A coincidental reply in the news today:
https://www.bloomberg.com/news/arti...roadband-via-satellite-backed-by-fcc-chairman

Elon Musk’s SpaceX moved closer to another orbital frontier as regulators advanced its application to launch a low-orbit constellation of satellites and join a jostling field of operators trying to cash in on broadband service from space.

Federal Communications Commission Chairman Ajit Pai on Wednesday recommended the agency approve Space Exploration Technologies Corp.’s application to provide broadband services using satellite technologies in the U.S. and on a global basis. The proposal now goes to Pai’s four fellow commissioners for consideration at the agency which earlier approved three international operators for satellite-broadband operations: OneWeb, Space Norway AS and Telesat Canada.

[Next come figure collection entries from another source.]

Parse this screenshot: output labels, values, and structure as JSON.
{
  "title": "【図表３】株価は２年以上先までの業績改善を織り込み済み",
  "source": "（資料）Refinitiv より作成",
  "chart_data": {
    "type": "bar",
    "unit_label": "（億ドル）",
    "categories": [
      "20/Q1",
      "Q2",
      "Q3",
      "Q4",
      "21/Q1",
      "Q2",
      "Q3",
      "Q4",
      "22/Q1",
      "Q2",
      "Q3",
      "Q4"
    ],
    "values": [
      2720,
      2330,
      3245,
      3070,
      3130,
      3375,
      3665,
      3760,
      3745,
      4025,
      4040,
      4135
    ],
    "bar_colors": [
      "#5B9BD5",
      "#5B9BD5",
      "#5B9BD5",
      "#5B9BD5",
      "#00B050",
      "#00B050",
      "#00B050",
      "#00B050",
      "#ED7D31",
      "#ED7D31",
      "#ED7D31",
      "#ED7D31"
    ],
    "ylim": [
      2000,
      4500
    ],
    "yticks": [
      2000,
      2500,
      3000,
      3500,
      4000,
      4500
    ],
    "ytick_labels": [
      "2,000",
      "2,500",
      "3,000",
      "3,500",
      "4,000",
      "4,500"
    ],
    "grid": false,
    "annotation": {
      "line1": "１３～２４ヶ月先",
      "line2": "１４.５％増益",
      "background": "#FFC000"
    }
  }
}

“To bridge America’s digital divide, we’ll have to use innovative technologies,” Pai said in an emailed statement. “Satellite technology can help reach Americans who live in rural or hard-to-serve places where fiber optic cables and cell towers do not reach.”

The FCC’s move comes as U.S. politicians call for improved internet service in rural areas. President Donald Trump’s infrastructure proposal lists broadband, or high-speed internet service, as eligible for funding alongside traditional projects such as roads and bridges. Some Democratic lawmakers have criticized the lack of dedicated broadband funding.

 

Silver420Surfer

Downward spiral
Unfortunately many of those in charge of these decisions still think like 7-10Mb connection speeds are "adequate".

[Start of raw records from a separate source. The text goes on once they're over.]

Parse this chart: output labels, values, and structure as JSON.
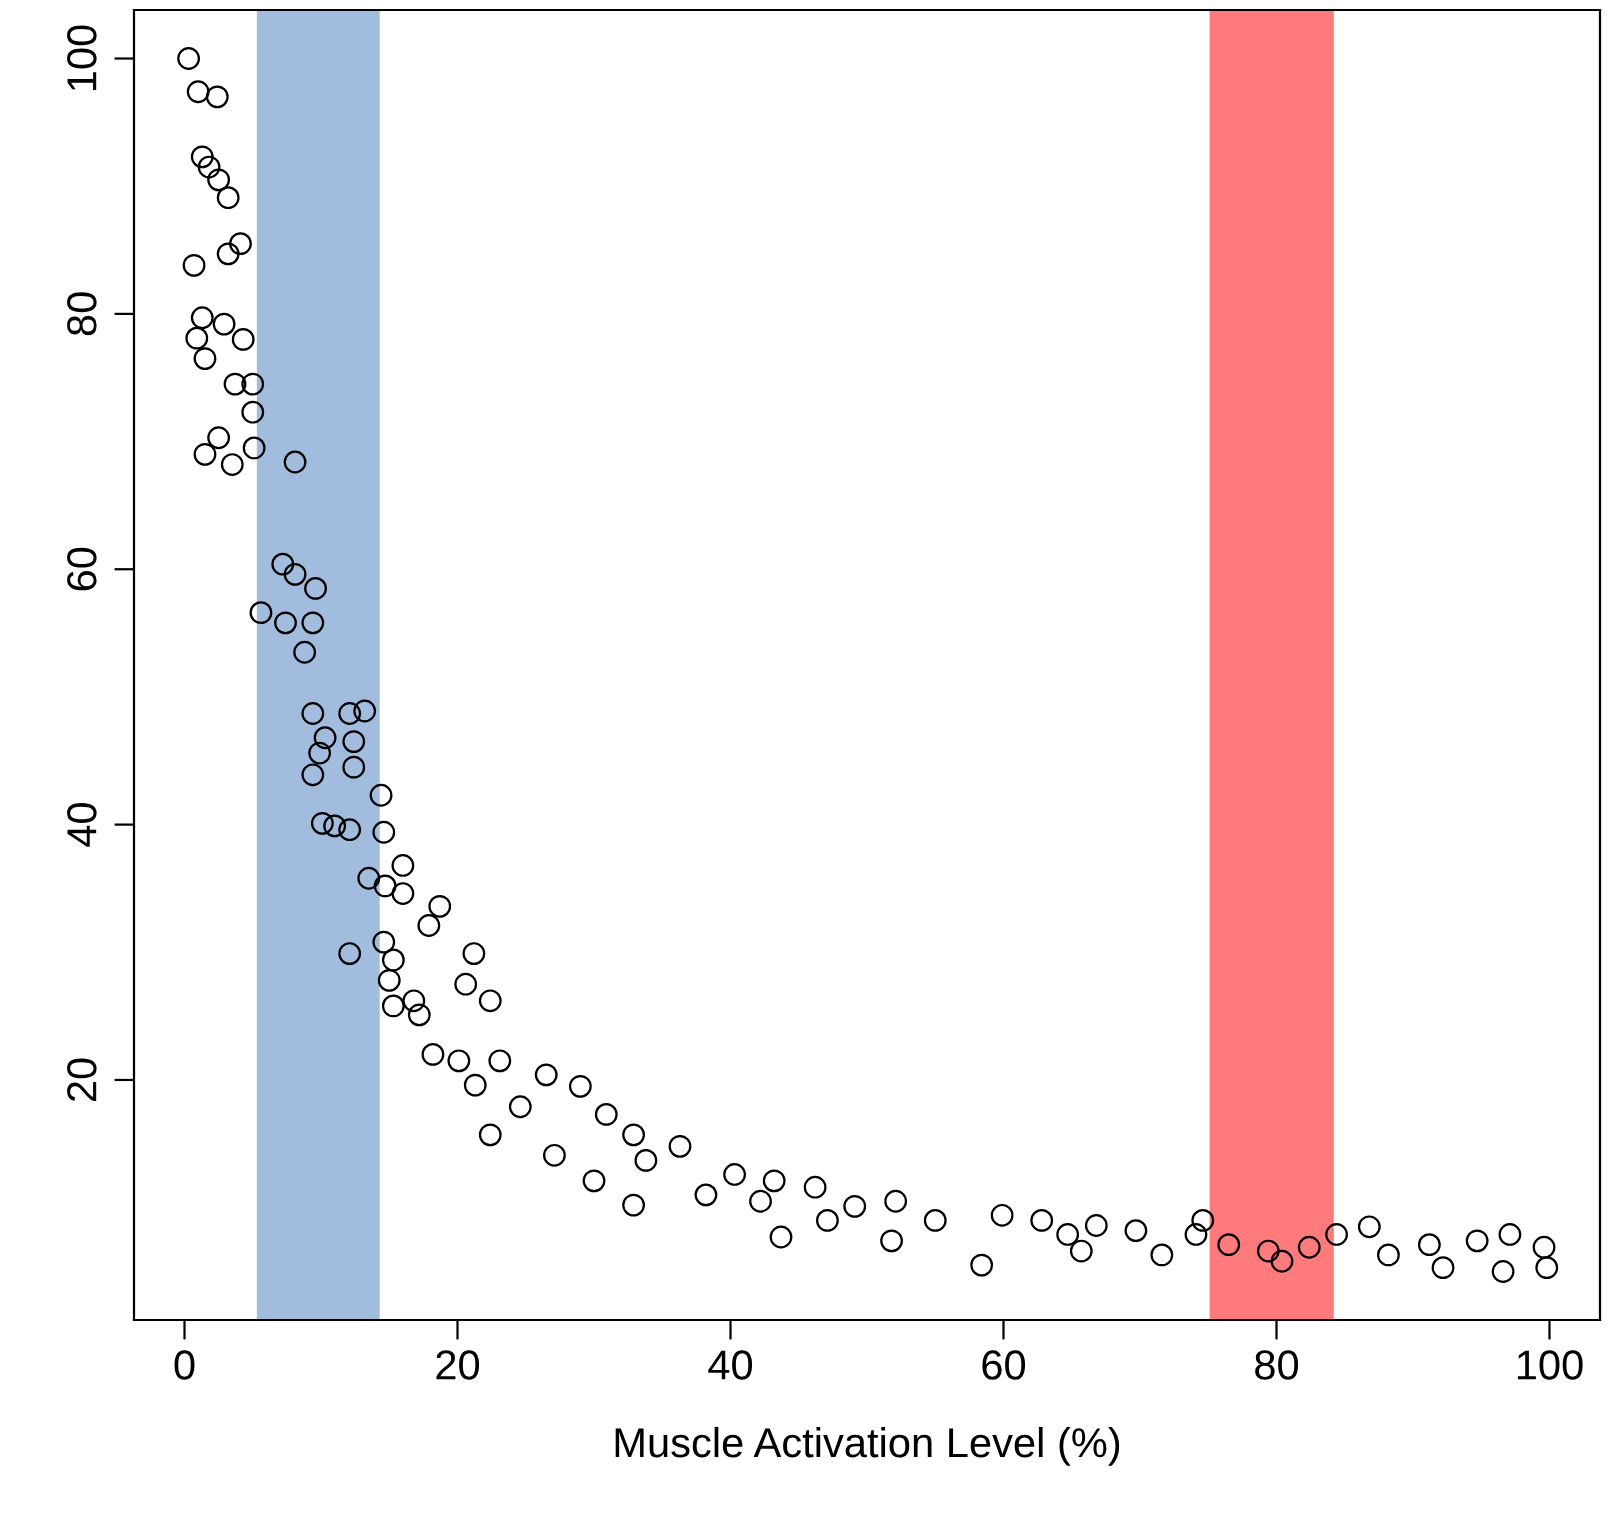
{
  "chart_data": {
    "type": "scatter",
    "xlabel": "Muscle Activation Level (%)",
    "marker": "circle",
    "grid": false,
    "xlim": [
      -3.7,
      103.7
    ],
    "ylim": [
      1.2,
      103.8
    ],
    "xticks": [
      0,
      20,
      40,
      60,
      80,
      100
    ],
    "yticks": [
      20,
      40,
      60,
      80,
      100
    ],
    "bands": [
      {
        "axis": "x",
        "from": 5.3,
        "to": 14.3,
        "color": "#a1bcdc"
      },
      {
        "axis": "x",
        "from": 75.1,
        "to": 84.2,
        "color": "#ff7a7a"
      }
    ],
    "series": [
      {
        "color": "#000000",
        "x": [
          0.3,
          1.0,
          2.4,
          1.3,
          1.8,
          2.5,
          3.2,
          4.1,
          3.2,
          0.7,
          1.3,
          2.9,
          4.3,
          0.9,
          1.5,
          3.7,
          5.0,
          5.0,
          2.5,
          1.5,
          3.5,
          5.1,
          8.1,
          7.2,
          8.1,
          9.6,
          5.6,
          7.4,
          9.4,
          8.8,
          9.4,
          12.1,
          13.2,
          10.3,
          12.4,
          9.9,
          12.4,
          9.4,
          14.4,
          10.1,
          11.0,
          12.1,
          14.6,
          16.0,
          13.5,
          14.7,
          16.0,
          18.7,
          12.1,
          14.6,
          17.9,
          21.2,
          15.0,
          16.8,
          15.3,
          15.3,
          17.2,
          20.6,
          22.4,
          18.2,
          20.1,
          23.1,
          21.3,
          22.4,
          24.6,
          26.5,
          29.0,
          30.9,
          27.1,
          30.0,
          32.9,
          33.8,
          32.9,
          36.3,
          38.2,
          40.3,
          42.2,
          43.7,
          46.2,
          47.1,
          43.2,
          49.1,
          52.1,
          55.0,
          58.4,
          59.9,
          62.8,
          64.7,
          66.8,
          69.7,
          71.6,
          74.1,
          76.5,
          79.4,
          82.4,
          84.4,
          86.8,
          88.2,
          91.2,
          94.7,
          97.1,
          99.6,
          99.8,
          96.6,
          92.2,
          51.8,
          65.7,
          80.4,
          74.6
        ],
        "values": [
          100.0,
          97.4,
          97.0,
          92.3,
          91.5,
          90.5,
          89.1,
          85.5,
          84.7,
          83.8,
          79.7,
          79.2,
          78.0,
          78.1,
          76.5,
          74.5,
          74.5,
          72.3,
          70.3,
          69.0,
          68.2,
          69.5,
          68.4,
          60.4,
          59.6,
          58.5,
          56.6,
          55.8,
          55.8,
          53.5,
          48.7,
          48.7,
          48.9,
          46.8,
          46.5,
          45.6,
          44.5,
          43.9,
          42.3,
          40.1,
          39.9,
          39.6,
          39.4,
          36.8,
          35.8,
          35.2,
          34.6,
          33.6,
          29.9,
          30.8,
          32.1,
          29.9,
          27.8,
          26.2,
          25.8,
          29.4,
          25.1,
          27.5,
          26.2,
          22.0,
          21.5,
          21.5,
          19.6,
          15.7,
          17.9,
          20.4,
          19.5,
          17.3,
          14.1,
          12.1,
          15.7,
          13.7,
          10.2,
          14.8,
          11.0,
          12.6,
          10.5,
          7.7,
          11.6,
          9.0,
          12.1,
          10.1,
          10.5,
          9.0,
          5.5,
          9.4,
          9.0,
          7.9,
          8.6,
          8.2,
          6.3,
          7.9,
          7.1,
          6.6,
          6.9,
          7.9,
          8.5,
          6.3,
          7.1,
          7.4,
          7.9,
          6.9,
          5.3,
          5.0,
          5.3,
          7.4,
          6.6,
          5.8,
          9.0
        ]
      }
    ]
  }
}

Hopefully the gov't doesn't fuck it up like they did with the Verizon FiOs debacle.
Decades Of Failed Promises From Verizon: It Promises Fiber To Get Tax Breaks... Then Never Delivers
from the this-again? dept

I witnessed this 1st hand in Florida while working in the telecommunications industry. We watched Verizon cherry pick the rich neighborhoods and leave the poorer ones for dead. Look at FiOs coverage map in the US to see this yourself. They rolled out tons of migrant workers in the neighborhoods dispatched to mark out where lines would go, junction boxes, etc., and then....never...came back to run the fiber. So they underpaid a bunch of Mexican, 1099 workers, stole our tax monies and disappeared into the sunset with the "profits" all the while declaring they brought broadband to the masses(as long as you lived on the right side of the tracks).



Rather than Expanding Broadband, the FCC Wants to Count Cell Service as Internet
Fudging the numbers doesn’t help anybody.
"For many Americans without access to high-speed INTERNET, their options for getting online are pretty limited: go to the library, go to McDonald's, or eat up their data limit on their cell phone.

Now, in a move that would seriously oversell the number of Americans who have real access to high-speed internet, the Federal Communications Commission is considering including that last option—using your phone's data plan to access the internet—in its definition of "broadband access." In other words, if this change is made, using your phone would be considered just as good as having high-speed fiber to your door.


If this definition were changed, it would be a serious blow to the estimated 19 million Americans who still lack access to high-speed internet. It would effectively reduce the number of those Americans who are considered "unserved," covering up the problem and reducing the incentive for internet service providers to try to reach them."